Thank you for making my point so well for me. You just posted a link to a google search for "multi generational welfare statistics" (thank you, I had no idea how to use Google). When I click the very first link on the search results, an article in the right leaning National Review magazine, the first two sentences of the resulting article are:
"Does parents’ depending on welfare create welfare dependency in their children? It’s an important question, but there is very little evidence out there on it."!!! It goes on to confirm exactly what I've been saying here. There's very little evidence and the best evidence of they could come up with was the results of a Norwegian study. And this is William F. Buckley's National Review!

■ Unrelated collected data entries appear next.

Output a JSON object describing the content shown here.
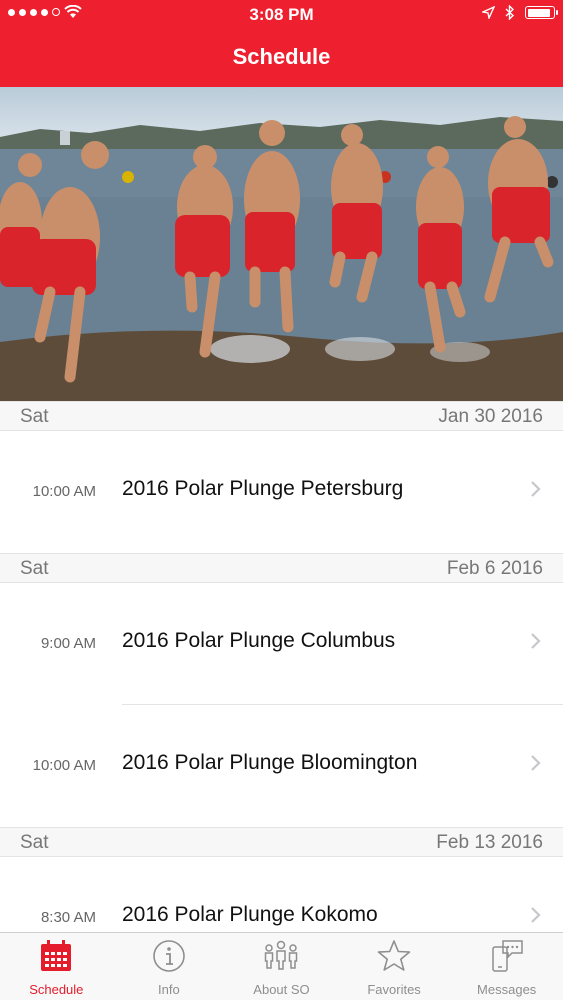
{
  "status_bar": {
    "time": "3:08 PM"
  },
  "header": {
    "title": "Schedule"
  },
  "hero": {
    "description_icon": "photo"
  },
  "sections": [
    {
      "day": "Sat",
      "date": "Jan 30 2016",
      "events": [
        {
          "time": "10:00 AM",
          "title": "2016 Polar Plunge Petersburg"
        }
      ]
    },
    {
      "day": "Sat",
      "date": "Feb 6 2016",
      "events": [
        {
          "time": "9:00 AM",
          "title": "2016 Polar Plunge Columbus"
        },
        {
          "time": "10:00 AM",
          "title": "2016 Polar Plunge Bloomington"
        }
      ]
    },
    {
      "day": "Sat",
      "date": "Feb 13 2016",
      "events": [
        {
          "time": "8:30 AM",
          "title": "2016 Polar Plunge Kokomo"
        }
      ]
    }
  ],
  "tabs": [
    {
      "label": "Schedule",
      "icon": "calendar-icon",
      "active": true
    },
    {
      "label": "Info",
      "icon": "info-icon",
      "active": false
    },
    {
      "label": "About SO",
      "icon": "people-icon",
      "active": false
    },
    {
      "label": "Favorites",
      "icon": "star-icon",
      "active": false
    },
    {
      "label": "Messages",
      "icon": "messages-icon",
      "active": false
    }
  ],
  "colors": {
    "accent": "#ee1f2e",
    "tab_active": "#e51c2b",
    "tab_inactive": "#8e8e8e"
  }
}
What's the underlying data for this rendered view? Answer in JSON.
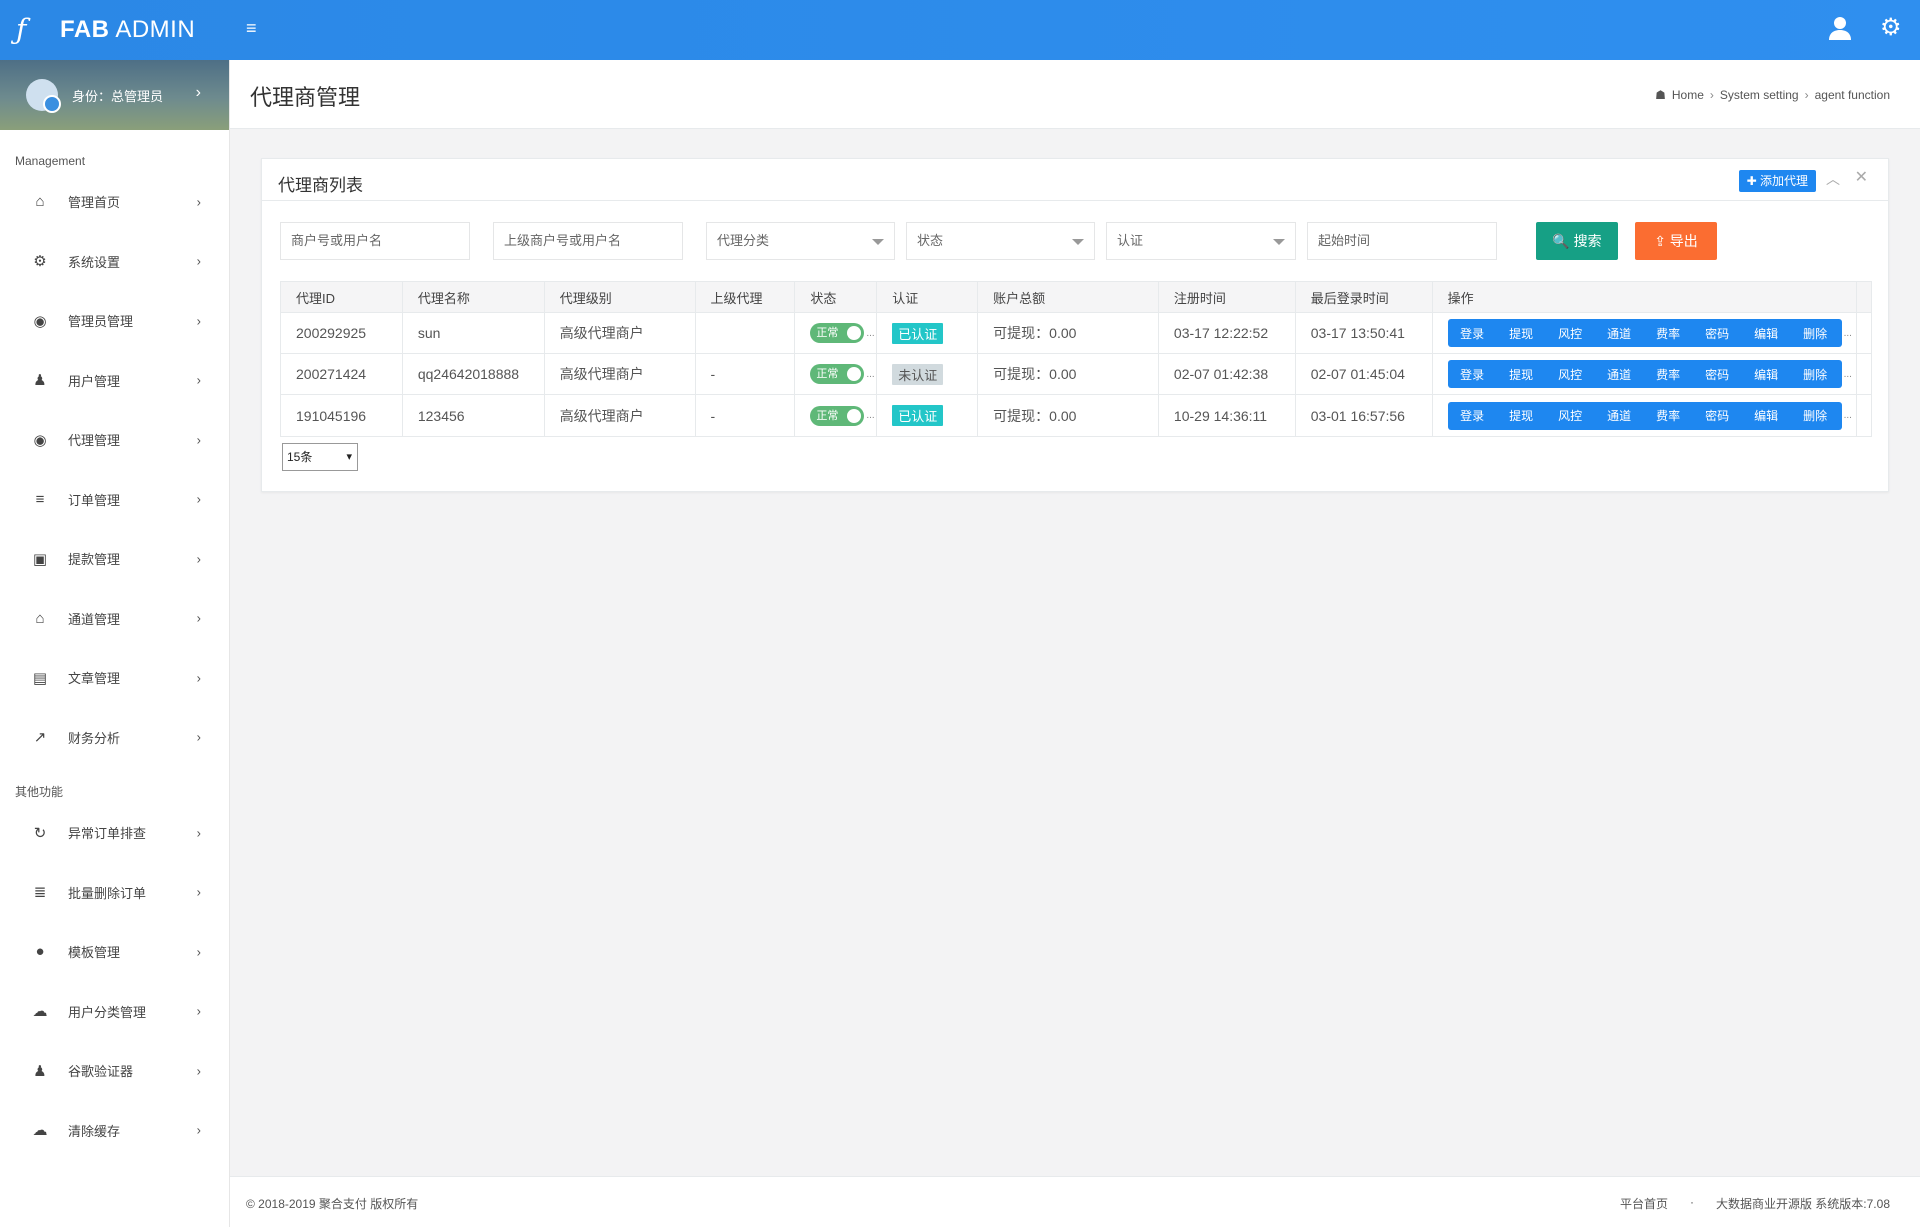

Seriously, why do you believe what you do? I used to think along lines that were very similar to yours. My family and those around me just passed on as fact to me that we'd all be fine in this country except for those lazy welfare people who spent their whole life living off our hard work. Then I actually got to know some of those allegedly lazy welfare people. And started looking at the actual laws and statistics. And came to realize that what I had believed wasn't based on any objective facts, I'd just always believed it and never been forced to confront the basis for my belief. When I realized that there was no basis for my prior belief, and both anecdotal and data based evidence in fact showed the contrary, I changed my view on the subject. You know, kind of the scientific method, basis of pretty much all knowledge over the last couple hundred years.
Have you thought about why you believe what you do? Do you know why you are so sure that there are all these people out there? Have you ever even stopped to really think about the basis for your belief, or do you just believe it and when challenged you try to go find evidence to support that prior belief even though you only fell into it originally? Is that really the best way to view the world?